Yes, your hunch is correct! @mburridge
In some circumstances, Frontity cannot know just based on the slug if the entity that you are requesting is a post
or a page
. If you go to https://my-site/about-us, it’s both a valid page URL and a valid post URL.
For this reason we have to make a request to both endpoints in order to know which one it is.
You check out the relevant source code where we match the link with a pattern and then invoke the postType
handler for that link (which could be a post, page or attachement).
The postType
handler is created via a “generator function” here
That “generator function” will iterate over post, page and media endpoints fetching the data from each.
@David :
There’s one thing that I’m not certain about. In the postType
handler we are fetching the data serially from each endpoint (post
, then page
and then media
).
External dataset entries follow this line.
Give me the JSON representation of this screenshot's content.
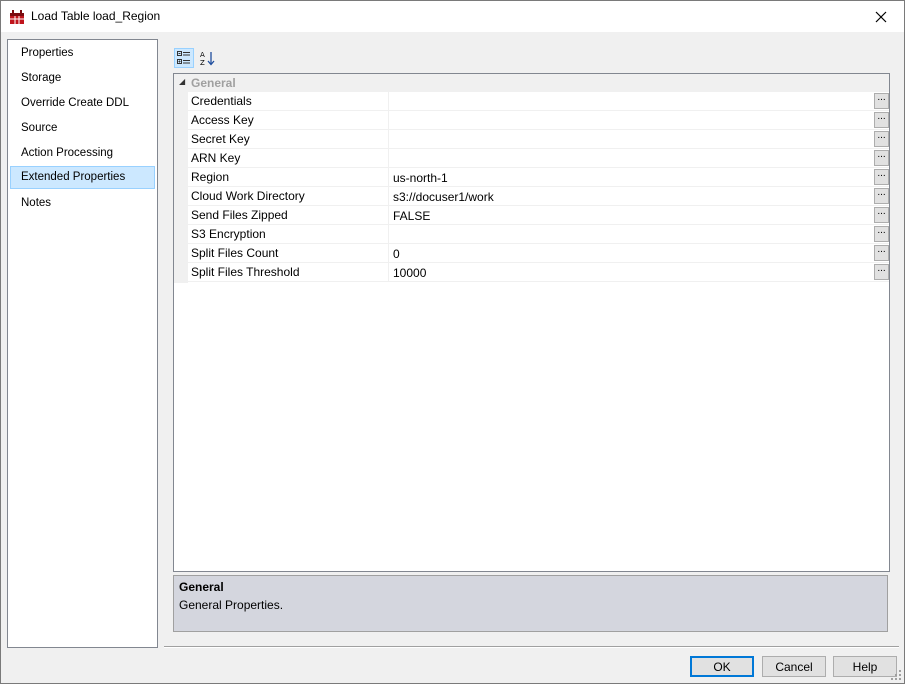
{
  "window": {
    "title": "Load Table load_Region"
  },
  "nav": {
    "items": [
      {
        "label": "Properties"
      },
      {
        "label": "Storage"
      },
      {
        "label": "Override Create DDL"
      },
      {
        "label": "Source"
      },
      {
        "label": "Action Processing"
      },
      {
        "label": "Extended Properties",
        "selected": true
      },
      {
        "label": "Notes"
      }
    ]
  },
  "toolbar": {
    "categorized_icon": "categorized-view-icon",
    "alphabetical_icon": "sort-alphabetical-icon"
  },
  "grid": {
    "category": "General",
    "rows": [
      {
        "name": "Credentials",
        "value": "",
        "button": "..."
      },
      {
        "name": "Access Key",
        "value": "",
        "button": "..."
      },
      {
        "name": "Secret Key",
        "value": "",
        "button": "..."
      },
      {
        "name": "ARN Key",
        "value": "",
        "button": "..."
      },
      {
        "name": "Region",
        "value": "us-north-1",
        "button": "..."
      },
      {
        "name": "Cloud Work Directory",
        "value": "s3://docuser1/work",
        "button": "..."
      },
      {
        "name": "Send Files Zipped",
        "value": "FALSE",
        "button": "..."
      },
      {
        "name": "S3 Encryption",
        "value": "",
        "button": "..."
      },
      {
        "name": "Split Files Count",
        "value": "0",
        "button": "..."
      },
      {
        "name": "Split Files Threshold",
        "value": "10000",
        "button": "..."
      }
    ]
  },
  "help": {
    "title": "General",
    "description": "General Properties."
  },
  "buttons": {
    "ok": "OK",
    "cancel": "Cancel",
    "help": "Help"
  },
  "colors": {
    "selection": "#cce8ff",
    "selection_border": "#99d1ff",
    "default_button_border": "#0078d7",
    "help_pane": "#d4d6de"
  }
}
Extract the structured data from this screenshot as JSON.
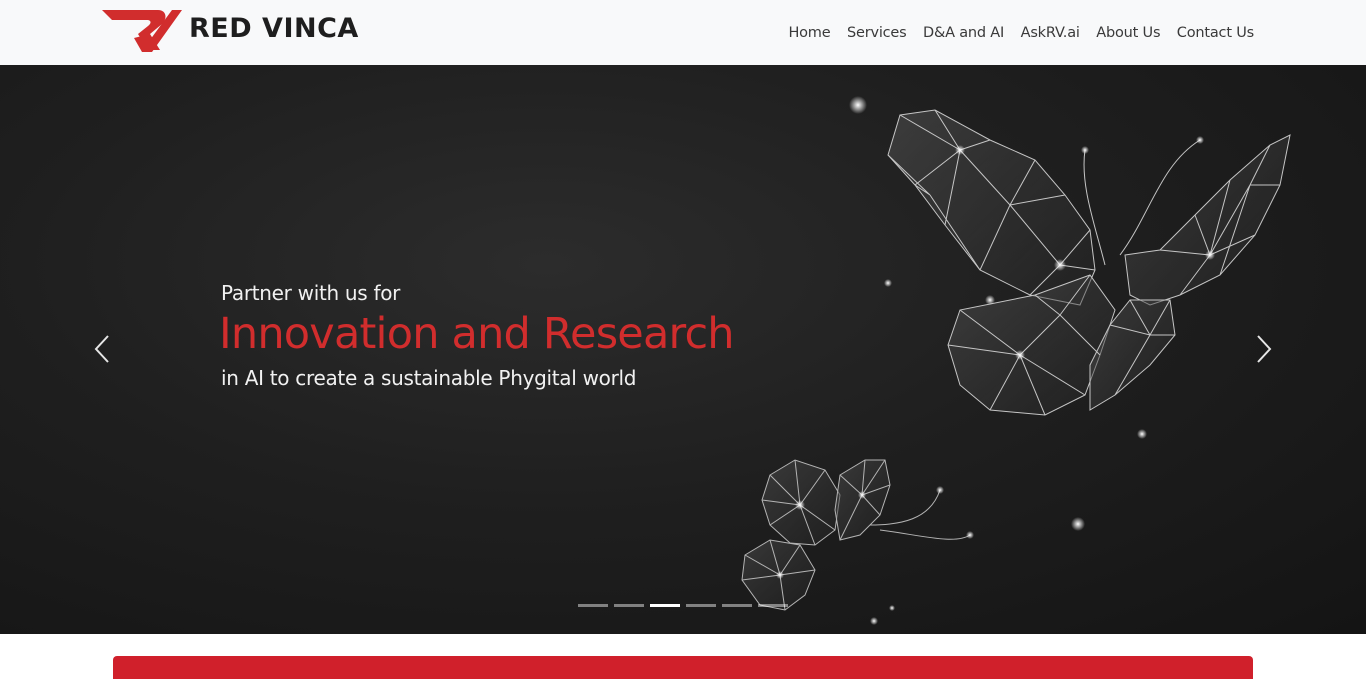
{
  "header": {
    "brand_name": "RED VINCA",
    "logo_icon": "red-vinca-rv-logo",
    "nav": [
      {
        "label": "Home"
      },
      {
        "label": "Services"
      },
      {
        "label": "D&A and AI"
      },
      {
        "label": "AskRV.ai"
      },
      {
        "label": "About Us"
      },
      {
        "label": "Contact Us"
      }
    ]
  },
  "hero": {
    "line1": "Partner with us for",
    "headline": "Innovation and Research",
    "line3": "in AI to create a sustainable Phygital world",
    "prev_icon": "chevron-left-icon",
    "next_icon": "chevron-right-icon",
    "slide_count": 6,
    "active_slide": 3,
    "art": "polygon-butterflies"
  },
  "colors": {
    "brand_red": "#d12d2d",
    "band_red": "#d0202b",
    "hero_bg": "#1f1f1f",
    "nav_bg": "#f8f9fa"
  }
}
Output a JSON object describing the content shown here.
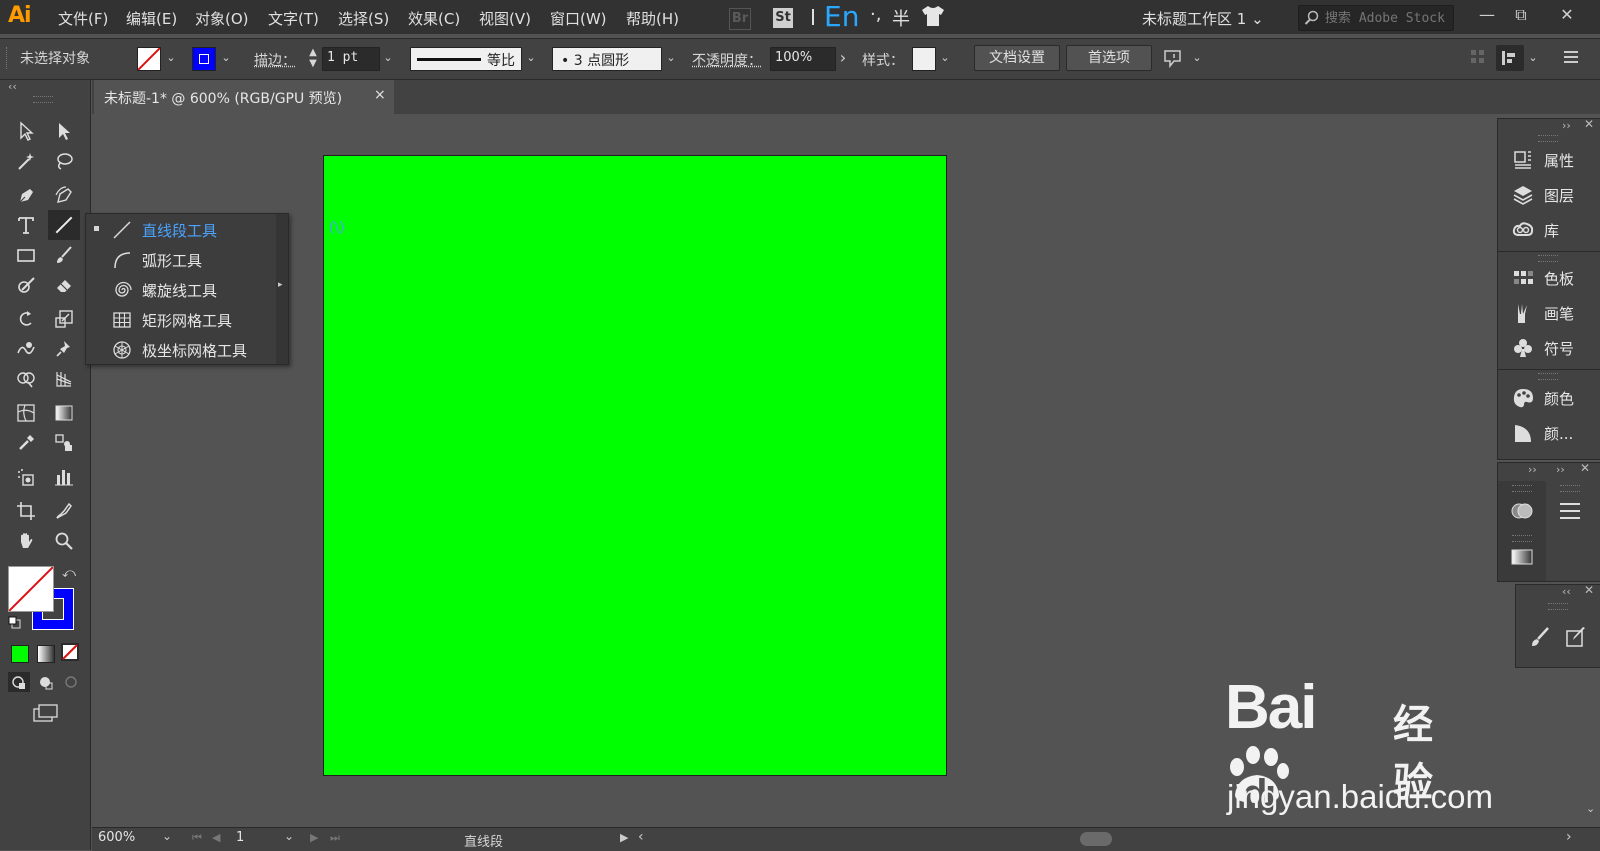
{
  "app": {
    "logo": "Ai"
  },
  "menu": [
    "文件(F)",
    "编辑(E)",
    "对象(O)",
    "文字(T)",
    "选择(S)",
    "效果(C)",
    "视图(V)",
    "窗口(W)",
    "帮助(H)"
  ],
  "bridge": {
    "br": "Br",
    "st": "St"
  },
  "ime": {
    "en": "En",
    "punc": "·,",
    "half": "半"
  },
  "workspace": {
    "label": "未标题工作区 1",
    "arrow": "⌄"
  },
  "stock_search": {
    "placeholder": "搜索 Adobe Stock"
  },
  "window_controls": {
    "minimize": "—",
    "restore": "⧉",
    "close": "✕"
  },
  "control_bar": {
    "selection": "未选择对象",
    "stroke_label": "描边：",
    "stroke_weight": "1 pt",
    "profile_label": "等比",
    "brush": "•  3 点圆形",
    "opacity_label": "不透明度：",
    "opacity_value": "100%",
    "style_label": "样式：",
    "doc_setup": "文档设置",
    "preferences": "首选项",
    "arrow": "›"
  },
  "document_tab": {
    "title": "未标题-1* @ 600% (RGB/GPU 预览)",
    "close": "×"
  },
  "flyout": {
    "items": [
      {
        "label": "直线段工具",
        "icon": "line-segment-icon"
      },
      {
        "label": "弧形工具",
        "icon": "arc-icon"
      },
      {
        "label": "螺旋线工具",
        "icon": "spiral-icon"
      },
      {
        "label": "矩形网格工具",
        "icon": "rectangular-grid-icon"
      },
      {
        "label": "极坐标网格工具",
        "icon": "polar-grid-icon"
      }
    ],
    "shortcut": "(\\)"
  },
  "right_panels": {
    "group1": [
      "属性",
      "图层",
      "库"
    ],
    "group2": [
      "色板",
      "画笔",
      "符号"
    ],
    "group3": [
      "颜色",
      "颜..."
    ]
  },
  "status_bar": {
    "zoom": "600%",
    "page": "1",
    "status": "直线段"
  },
  "watermark": {
    "brand": "Bai",
    "brand2": "du",
    "product": "经验",
    "url": "jingyan.baidu.com"
  },
  "colors": {
    "artboard": "#00ff00",
    "accent": "#4aa3ff",
    "stroke": "#0000ff"
  }
}
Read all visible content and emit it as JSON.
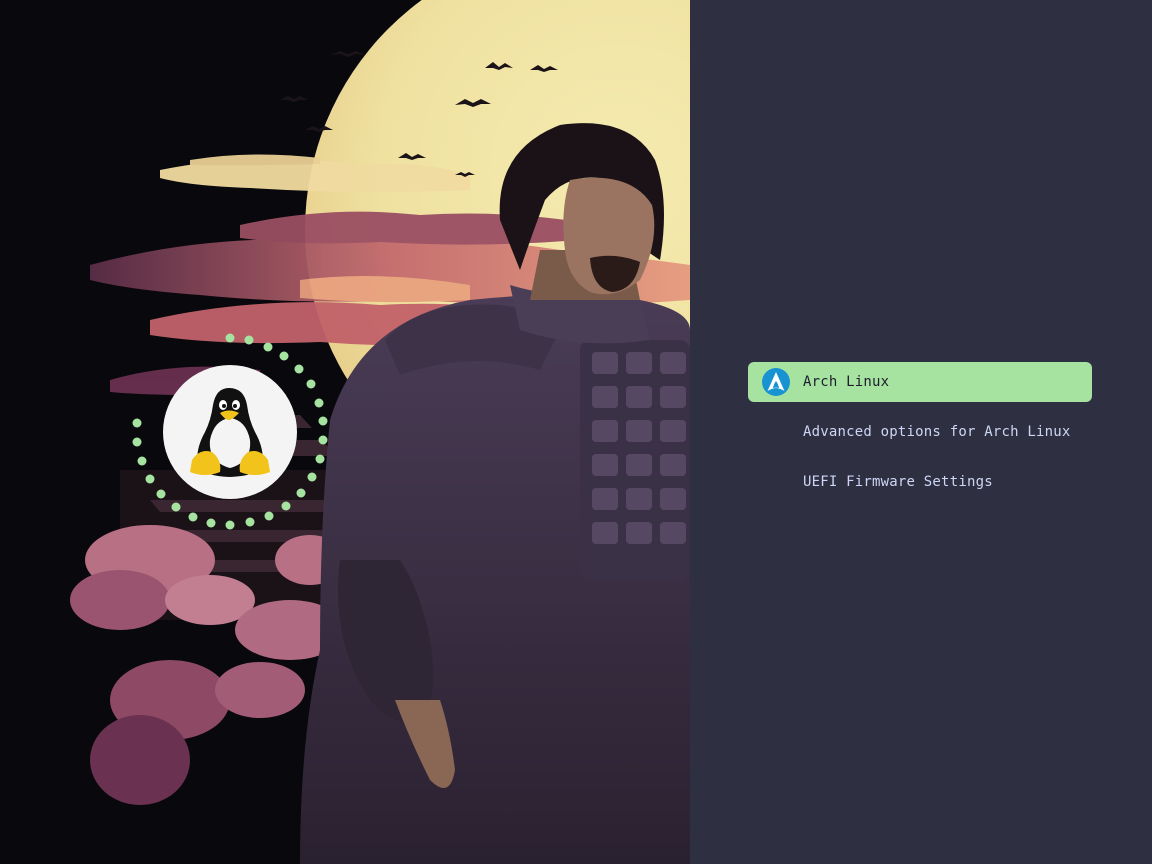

Is the order of the endpoints
in the postType
handler intentional or not? In other words, do we intentionally check post
before page
and page
before media
?
If it is not intentional, we could optimize that part and fetch the data in parallel. I’ve just done a little modification which fetches in parallel and it seems to work just fine with the mars-theme:
libraries/handlers/postType.ts
// Turn an array of promises into a generator.
// This allows us to iterate over them with `for await...of`
async function* getData(promises: Promise<any>[]) {
const map = new Map(
promises.map((p, i) => [i, p.then((res) => [i, res])])
);
while (map.size) {
const [key, result] = await Promise.race(map.values());
yield result;
map.delete(key);
}
}
const promises = finalEndpoints.map((endpoint) =>
libraries.source.api.get({
endpoint,
params: { slug, _embed: true, ...state.source.params },
})
);
const responses = getData(promises);
// Here we iterate asynchronously. This means that we
// pull the new response from `responses` as soon as it is received.
for await (const response of responses) {
const populated = await libraries.source.populate({
response,
state,
force,
});
// exit loop if this endpoint returns an entity!
if (populated.length > 0) {
// We have to check if the link property in the data that we
// populated is the same as the current route.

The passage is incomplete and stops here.